The payments are not entirely a surprise - the company in a prior SEC filing announced it had reserved $398 million to settle the charges. Robert Luskin, a white-collar defense partner at Patton Boggs, represented Total.
“These settlements, the outcome of which are customary in the United States, allow us to put an end to this investigation,” said Total’s chief financial officer Patrick de la Chevardiere in a statement. “We look forward to continuing our work and in demonstrating our strong commitment to ensuring ethical and legal compliance with the laws around the world.”
Total’s chairman and chief executive and two others also face potential criminal penalties in France. In addition, the company faces separate foreign corruption charges in France in connection with the U.N. Oil-for-Food Program in Iraq.
The case marks a milestone for U.S. and French prosecutors as “the first coordinated action … in a major foreign bribery case,” Acting Assistant Attorney General Mythili Raman of the DOJ Criminal Division said in a statement today. “Our two countries are working more closely today than ever before to combat corporate corruption, and Total, which bought business through bribes, now faces the criminal consequences across two continents.”

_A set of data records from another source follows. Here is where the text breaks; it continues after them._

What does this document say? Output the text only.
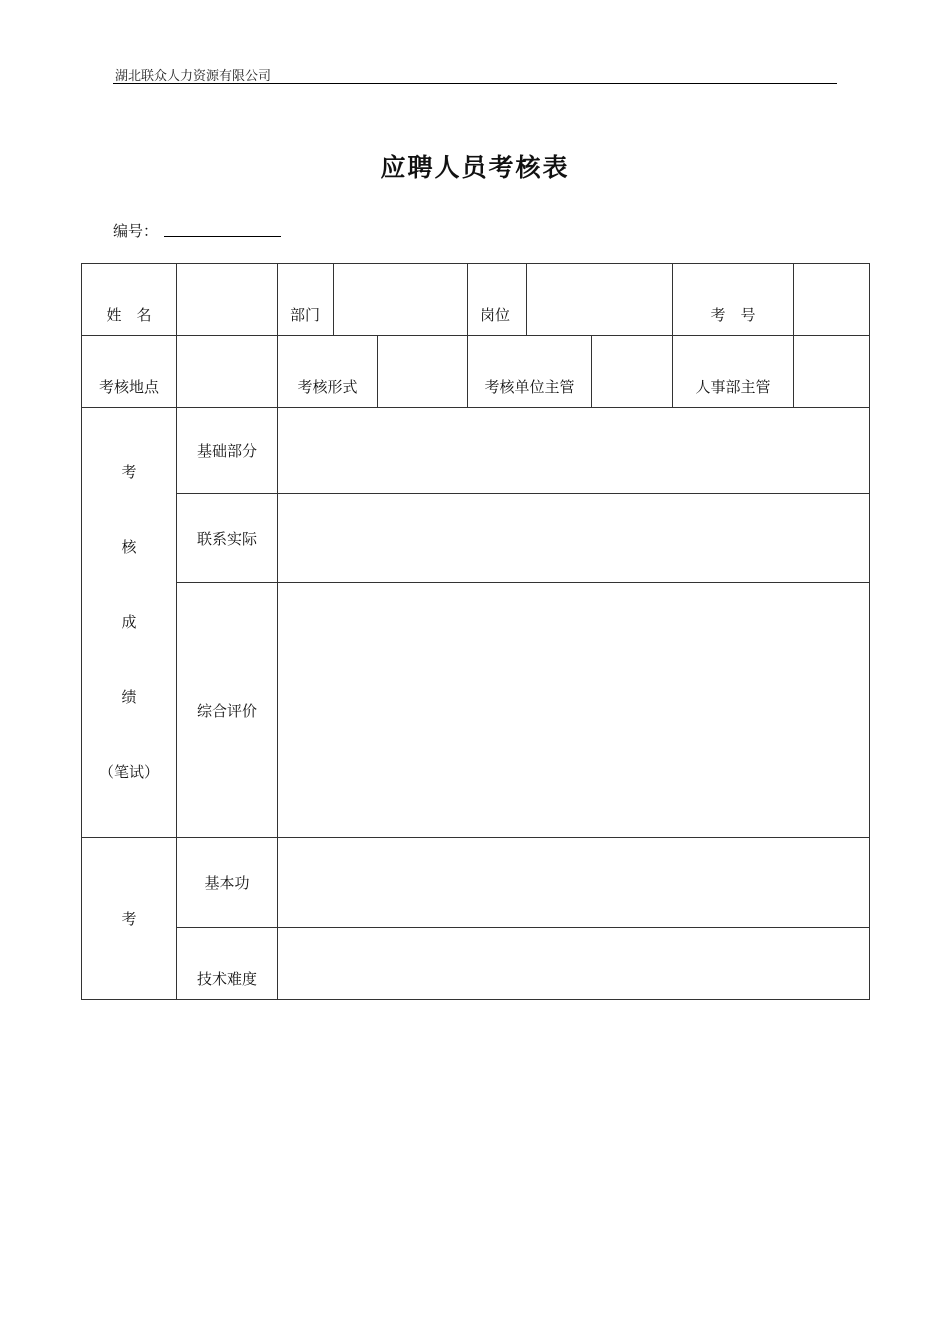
湖北联众人力资源有限公司
应聘人员考核表
编号：
姓　名		部门			岗位			考　号	
考核地点		考核形式			考核单位主管			人事部主管	

考
核
成
绩
（笔试）	基础部分								
	联系实际								
	综合评价								
考	基本功								
	技术难度								
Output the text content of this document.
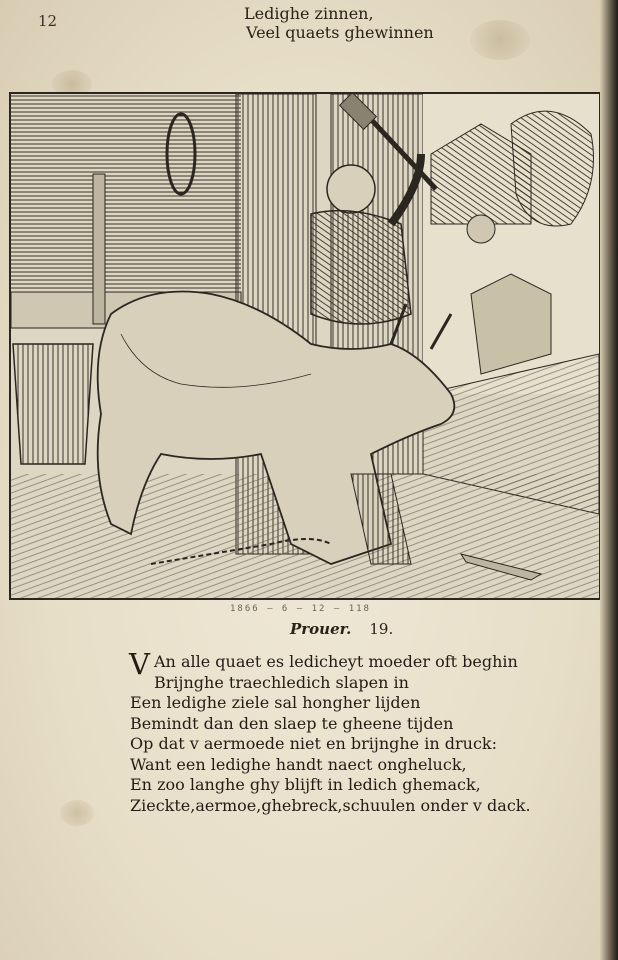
12	Ledighe zinnen,
Veel quaets ghewinnen
1866 — 6 — 12 — 118
Prouer. 19.
V An alle quaet es ledicheyt moeder oft beghin
Brijnghe traechledich slapen in
Een ledighe ziele sal hongher lijden
Bemindt dan den slaep te gheene tijden
Op dat v aermoede niet en brijnghe in druck:
Want een ledighe handt naect ongheluck,
En zoo langhe ghy blijft in ledich ghemack,
Zieckte,aermoe,ghebreck,schuulen onder v dack.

According to prosecutors, Total in 1995 sought a contract with the National Iranian Oil Company to develop the country’s Sirri A and E oil and gas fields. The company allegedly entered into a sham consulting agreement with an intermediary designated by an Iranian official, who agreed to use his influence to help secure approval of Total’s development agreement. Over the next two-and-a-half years, Total allegedly paid approximately $16 million in bribes under the purported consulting agreement.
In 1997, Total sought rights to Iran’s South Pars gas field, the world’s largest gas field. Again, Total “entered into another purported consulting agreement that called for Total to make large payments to the intermediary,” according to DOJ, shelling out $44 million in supposed consulting fees.
In calculating the fine, DOJ in court papers gave Total a culpability score of 8 – 5 as the base, another 5 because the company had more than 5,000 employees and high-level executives “participated in, condoned, or were willfully ignorant of the offense.” However, prosecutors deduced two points for cooperation, for a total score of 8. The base fine was $147 million, bumped up with multipliers to a range of $235 to $470 million. By that measure, Total, which paid $245.2 million, got off on the light end of the scale.
“Today’s deferred prosecution agreement, with both its punitive and forward-looking compliance provisions, dovetails with our goals of bringing violators to justice and preventing future misconduct,” U.S. Attorney Neil MacBride in the Eastern District of Virginia said in a statement.